Le récent coup d’État risque-t-il de porter un coup d’arrêt ou d’infléchir la teneur du procès ?
Lorsque j’écris ses lignes, les évènements se succèdent rapidement. Pour résumer, les auteurs du coup d’État ont plusieurs fois affirmé leur volonté de ne pas entraver la poursuite du procès, en permettant sa réouverture quelques jours après le coup d’État et en démentant rapidement la libération de Gilbert Diendéré.
Une question d’actualité pour terminer, étant donné que tu es au Burkina en ce moment. Comment le coup d’État est-il accueilli par la population ? La situation est-elle calme ?

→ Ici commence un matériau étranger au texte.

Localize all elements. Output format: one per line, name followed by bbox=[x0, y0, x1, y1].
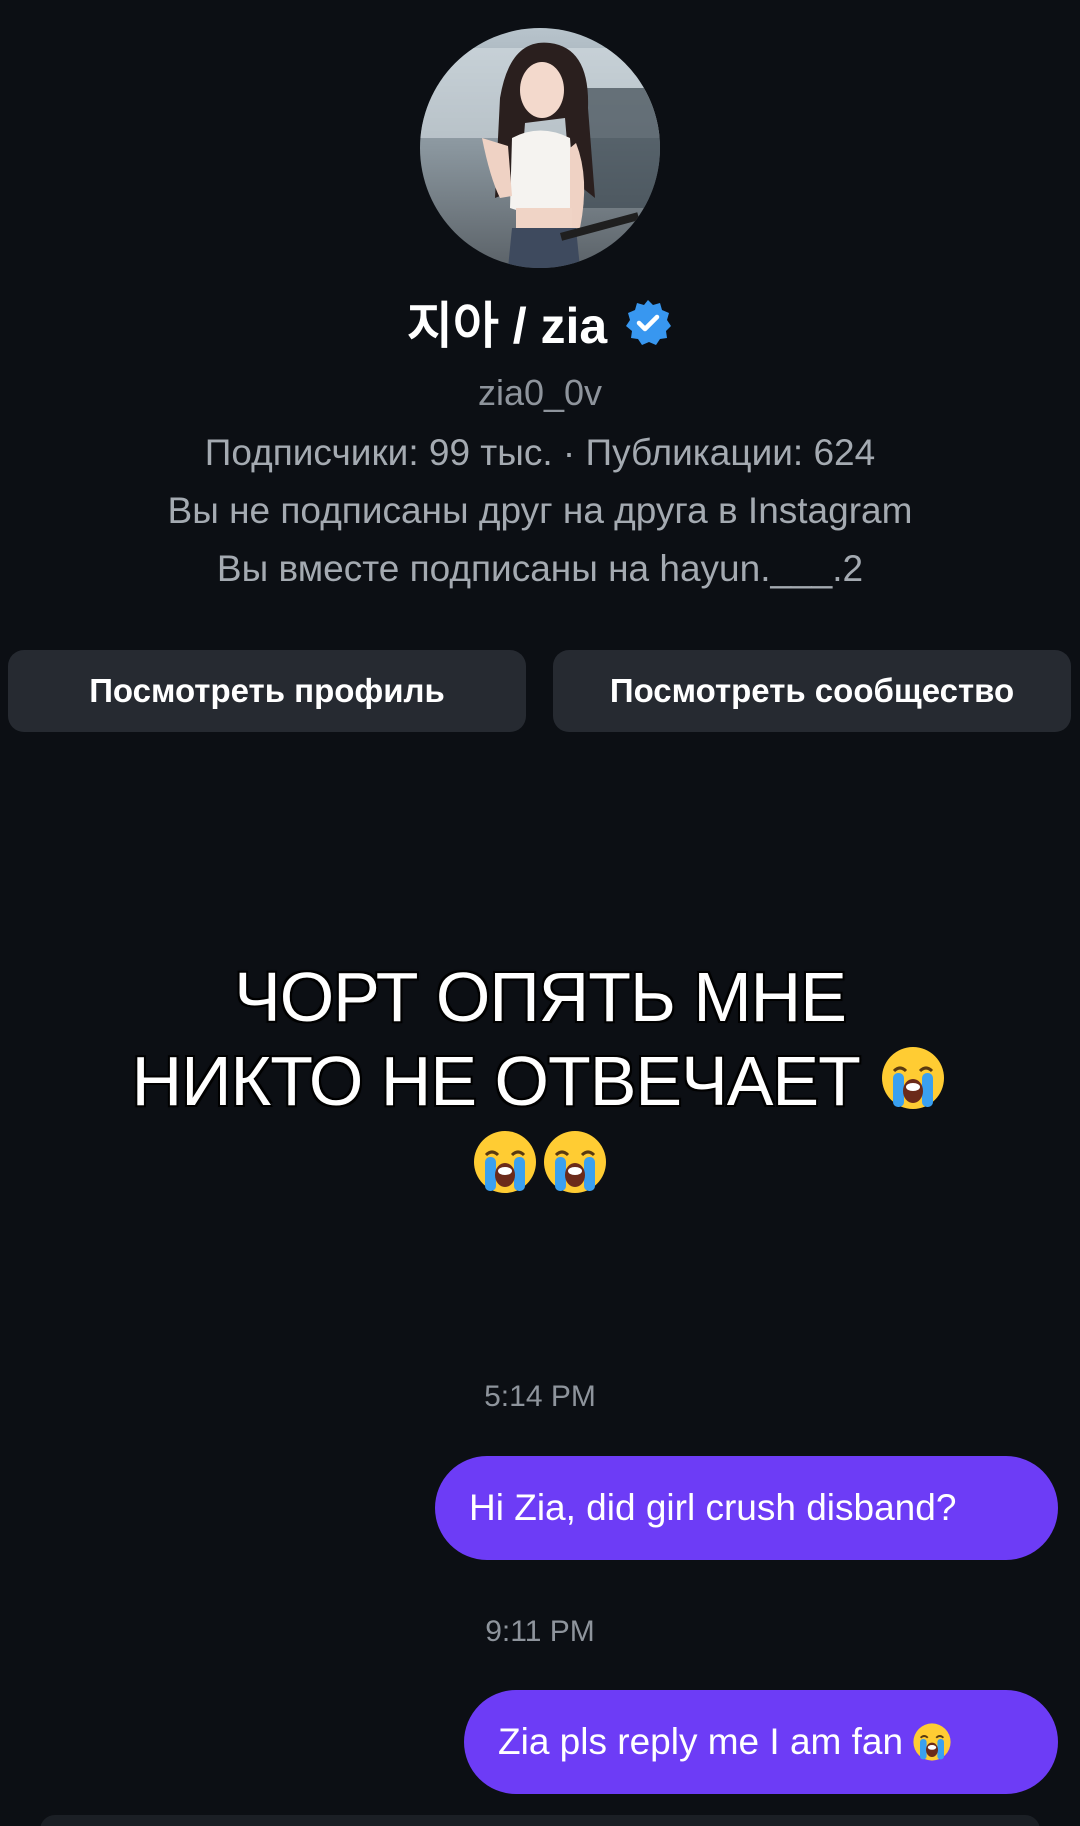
loudly-crying-face-icon bbox=[913, 1723, 951, 1761]
message-timestamp: 5:14 PM bbox=[484, 1380, 596, 1413]
view-profile-button[interactable]: Посмотреть профиль bbox=[8, 650, 526, 732]
loudly-crying-face-icon bbox=[474, 1131, 536, 1193]
message-text: Zia pls reply me I am fan bbox=[498, 1721, 904, 1762]
overlay-line-2-wrap: НИКТО НЕ ОТВЕЧАЕТ bbox=[60, 1039, 1020, 1123]
message-composer[interactable] bbox=[40, 1815, 1040, 1826]
profile-display-name: 지아 / zia bbox=[406, 297, 608, 354]
loudly-crying-face-icon bbox=[882, 1047, 945, 1109]
mutual-follow: Вы вместе подписаны на hayun.___.2 bbox=[216, 548, 864, 589]
loudly-crying-face-icon bbox=[544, 1131, 606, 1193]
overlay-line-2: НИКТО НЕ ОТВЕЧАЕТ bbox=[131, 1042, 861, 1120]
overlay-line-1: ЧОРТ ОПЯТЬ МНЕ bbox=[234, 958, 847, 1036]
overlay-emoji-row bbox=[60, 1123, 1020, 1207]
message-timestamp: 9:11 PM bbox=[485, 1615, 595, 1648]
verified-badge-icon bbox=[626, 299, 672, 345]
overlay-caption: ЧОРТ ОПЯТЬ МНЕ НИКТО НЕ ОТВЕЧАЕТ bbox=[60, 955, 1020, 1207]
profile-avatar[interactable] bbox=[420, 28, 660, 268]
sent-message-bubble[interactable]: Zia pls reply me I am fan bbox=[464, 1690, 1058, 1794]
mutual-status: Вы не подписаны друг на друга в Instagra… bbox=[167, 490, 913, 531]
chat-screen: 지아 / zia zia0_0v Подписчики: 99 тыс. · П… bbox=[0, 0, 1080, 1826]
message-text: Hi Zia, did girl crush disband? bbox=[469, 1487, 957, 1528]
sent-message-bubble[interactable]: Hi Zia, did girl crush disband? bbox=[435, 1456, 1058, 1560]
profile-stats: Подписчики: 99 тыс. · Публикации: 624 bbox=[204, 432, 876, 473]
avatar-photo-icon bbox=[420, 28, 660, 268]
view-community-button[interactable]: Посмотреть сообщество bbox=[553, 650, 1071, 732]
profile-name-row: 지아 / zia bbox=[0, 292, 1080, 356]
profile-username: zia0_0v bbox=[477, 372, 603, 413]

Ici, la situation est très calme. La population vaque tranquillement à ses occupations. Elle a accueilli le coup d’État avec satisfaction, alors qu’elle avait récemment manifesté massivement dans différentes villes du pays pour demander la démission de Roch Marc Christian Kaboré. Ce dernier est apparu en bonne santé à la télévision, détenu dans une très belle villa. Et les débats se succèdent sur les différentes chaines de télévision dans une grande liberté des intervenants.
La crise politique et sécuritaire avait atteint des sommets (voir Billets n°312, novembre-décembre 2021), la colère avait gagné une bonne partie de la population.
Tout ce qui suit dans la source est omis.